Cystoisospora canis

Scientific classification
- Domain: Eukaryota
- Clade: Sar
- Clade: Alveolata
- Phylum: Apicomplexa
- Class: Conoidasida
- Order: Eucoccidiorida
- Family: Sarcocystidae
- Genus: Cystoisospora
- Species: C. canis
- Binomial name: Cystoisospora canis (Nemesri, 1960)
- Synonyms: Isospora canis Nemesri, 1960;

= Cystoisospora canis =

- Genus: Cystoisospora
- Species: canis
- Authority: (Nemesri, 1960)
- Synonyms: Isospora canis Nemesri, 1960

Species of single-celled organism

Cystoisospora canis, previously known as Isospora canis, is a microscopic, coccidian parasite that causes an intestinal tract infection in dogs. The intestinal tract infection is coccidiosis caused by a protozoon (one-celled organisms) called coccidia.

==Background==
Cystoisospora, previously known Isospora, is a genus that causes coccidiosis in humans, dogs and cats. Coccidiosis is multiple gastrointestinal infections caused by members of the sporozoan parasite coccidium which includes Cystoisospora.

Species that can infect dogs are Cystoisospora canis, Cystoisospora ohioensis, Cystoisospora neorivolta, and Cystoisospora burrowsi. C. Canis oocysts are larger in size compared to the other three and the other three are structurally similar to each other but not with C. Canis, making it easy to identify. C. ohioensis, C. burrowsi, and C. neorivolta oocysts are similar in structure so they cannot be distinguished from each other until further diagnosis.

==Life cycle and transmission==
For a dog to become infected, the dog has to have ingested oocysts that can be found in fecal material or another host animal.

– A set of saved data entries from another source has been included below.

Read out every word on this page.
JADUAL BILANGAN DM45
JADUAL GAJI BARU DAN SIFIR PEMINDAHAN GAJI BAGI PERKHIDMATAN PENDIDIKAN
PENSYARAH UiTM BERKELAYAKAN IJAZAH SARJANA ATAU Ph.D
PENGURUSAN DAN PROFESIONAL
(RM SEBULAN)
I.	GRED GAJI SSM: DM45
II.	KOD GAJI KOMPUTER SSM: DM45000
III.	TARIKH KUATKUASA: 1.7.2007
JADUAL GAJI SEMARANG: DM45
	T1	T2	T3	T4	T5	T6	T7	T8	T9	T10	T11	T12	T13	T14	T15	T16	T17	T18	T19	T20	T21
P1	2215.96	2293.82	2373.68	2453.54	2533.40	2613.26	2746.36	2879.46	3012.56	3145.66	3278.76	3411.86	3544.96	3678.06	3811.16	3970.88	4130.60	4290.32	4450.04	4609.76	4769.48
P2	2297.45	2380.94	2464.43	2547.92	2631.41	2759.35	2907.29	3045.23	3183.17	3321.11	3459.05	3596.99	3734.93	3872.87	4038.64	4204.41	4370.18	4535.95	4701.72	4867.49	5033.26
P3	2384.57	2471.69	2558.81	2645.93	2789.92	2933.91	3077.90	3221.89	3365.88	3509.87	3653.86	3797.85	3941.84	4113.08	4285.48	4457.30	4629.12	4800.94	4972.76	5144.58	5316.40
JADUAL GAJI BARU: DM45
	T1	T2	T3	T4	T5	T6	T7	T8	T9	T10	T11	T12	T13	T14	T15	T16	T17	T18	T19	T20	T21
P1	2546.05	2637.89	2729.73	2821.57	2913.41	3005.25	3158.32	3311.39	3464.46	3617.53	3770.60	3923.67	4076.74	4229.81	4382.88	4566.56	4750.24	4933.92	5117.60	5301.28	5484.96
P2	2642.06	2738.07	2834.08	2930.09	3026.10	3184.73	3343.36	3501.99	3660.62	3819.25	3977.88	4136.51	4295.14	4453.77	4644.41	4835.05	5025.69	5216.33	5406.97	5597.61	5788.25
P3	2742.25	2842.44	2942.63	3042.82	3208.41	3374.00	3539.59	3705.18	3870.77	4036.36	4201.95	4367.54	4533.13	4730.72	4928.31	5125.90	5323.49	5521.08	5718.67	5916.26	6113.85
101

When a dog is infected, the parasite can be found in the small intestinal epithelium which are the cells that line the cavity of the small intestine. It can also be found in tissues such as spleen, liver, and mesenteric lymph nodes (located in the walls of the intestines). Sporulated oocyst then releases 8 sporozoites. These sporozoites attack the intestinal epithelial cells where they develop into a schizont. Schizonts are part of the asexual stages where there are three generations of schizonts. After the last part of the multiplication process, gametes are formed. Gametes are part of the sexual stages, and they can invade other cells. Male gametes divide and break out to the host cell, then go invade cells containing the female gamete. Once the male gametes and the female gamete are in the same host cell, they will fuse creating a zygote. The zygote develops into an oocyst. The oocyst then breaks out of the host cell and leaves the host through its feces. The oocyst are noninfectious in the feces but will sporulate in 4 days becoming infectious for the next host and for the cycle to begin again.
The clinical signs associated with Cystoisospora canis are severe when the oocysts ingested are sporulated instead of being ingested unsporulated.

==Clinical signs==
Coccidiosis is not usually a great threat to the dog’s health unless the dog is weak or has a low immune system. In some cases infection is asymptomatic this is generally the case for adult dogs. In other cases mostly found in puppies and older dogs the coccidial parasite can cause anemia, weight loss, abdominal pain, vomiting, anorexia, watery diarrhea, fever, dehydration, and mental depression.

If left untreated it can lead to the death of the infected dog.

==Diagnosis==
The time between infection and when the parasite can be detected (the prepatent period) is about 9–11 days. To detect the parasite, a fecal flotation examination is performed. This examination is where a sample of stool is examined under a microscope to see if there are parasites present.

==Treatments==
Antibiotics can decrease the presence of the parasites and restores the dog’s health. The antibiotics should be taken for 10 to 14 days. Some of the antibiotics include sulfadimethoxine and amprolium.

==Prevalence==
Coccidia is found in 3% to 38% of dogs in North America.

==Control and prevention==
To prevent coccidia, sanitation is key to make sure the environment is free of feces. Rapid removal of feces is important because C. Canis can develop quickly into the infectious stages of its life cycle. Mature oocysts are resistant to most cleaning products and can live for long periods of time. Using stronger cleaning products that contain ammonia or steam cleaning will kill the infectious oocysts. Another way to prevent infection is to not let the dog ingest rodents which could be carrying the parasites.